Korea 65 launch countdown: Dan Keenan and George Drake
We’re only one day away from the launch event for the new Legacy Washington exhibit, “Korea 65: The Forgotten War Remembered.”
The exhibit explores the stories of 13 Washingtonians who experienced the Korean War in different ways, from U.S. soldiers who fought in the war, to a nurse who worked in a MASH unit, to Korean Americans who grew up in Korea during or after the war.
The public is invited to attend the Korea 65 exhibit launch at the Capitol. It starts at 2:30 p.m. with Korean dance performances in the Rotunda. The formal ceremony begins at 3 in the State Reception Room. Afterward, attendees are invited to the Office of the Secretary of State to view the exhibit in the front lobby.
With the launch one day away, we highlight two more exhibit subjects, Dan Keenan and George Drake.
Keenan’s online profile, written by Trova Heffernan, can be viewed here. You can also view Keenan’s exhibit panels here.
The profile shares a moving story how Keenan was found abandoned and emaciated as a baby boy on the doorstep of a military infirmary one night in 1953 near the Korean port city of Inchon. A nun who ran a nearby orphanage saw the baby’s blue eyes and knew he would never survive in Korea.
The skipper of the USS Point Cruz, which was docked in Inchon, broke regulations to bring the baby on board. The presence of “Baby-san” lifted the spirits of 1,000 homesick sailors who helped nurse the baby back to health.
The nun, Sister Philomena, persuaded the ship’s chaplain to help find the baby a home in America. The nun hoped Lt. Hugh Keenan, a surgeon from Spokane serving as the doctor aboard the USS Consolation, would adopt the baby. He did. Just before Christmas 1953 in Spokane, Keenan’s wife, Genevieve, welcomed a new son. The story about “the Navy’s baby” generated headlines around the U.S.
At a reunion of the USS Point Cruz years later, Keenan thanked the ship’s commander and crew for what they did for him in Korea.
“How do I thank you for my life? Without you men and your good captain, I wouldn’t be here. Not in this hotel, not in this country. And maybe not even on this earth,” Keenan said.
Nowadays, Dan Keenan is a social worker living in Spokane.

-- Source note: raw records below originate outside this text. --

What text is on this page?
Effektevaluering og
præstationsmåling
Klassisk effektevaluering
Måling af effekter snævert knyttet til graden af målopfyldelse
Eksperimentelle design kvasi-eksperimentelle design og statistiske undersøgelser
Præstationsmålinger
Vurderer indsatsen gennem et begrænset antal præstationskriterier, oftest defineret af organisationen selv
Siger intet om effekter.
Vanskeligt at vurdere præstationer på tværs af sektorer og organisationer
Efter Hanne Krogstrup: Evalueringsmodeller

The exhibit panels about Drake, which you can view here online, tell the story of one of many American soldiers who helped orphans and other children during the Korean War. Near his home in Bellingham, Drake built the Korean War Children’s Memorial Pavilion in Bellingham. A plaque there says American servicemen and -women saved the lives of more than 10,000 children and helped sustain over 53,000 children housed in more than 400 orphanages, many built or repaired by servicemen. Soldiers also donated over $2 million from their meager pay and called for help from their families, neighbors and friends back home who sent thousands of tons of aid for the orphans and their caregivers.
“Somewhere I noted that in the first six months I was in Korea I had sent out over 1,000 letters soliciting help for the orphans,” Drake said. “I was spending upwards of 20 hours each week on orphanage affairs. This after pulling my regular shifts in the operations tent or guard duty.”
Legacy Washington, which is part of the Office of Secretary of State, produces exhibits and biographies about notable Washingtonians.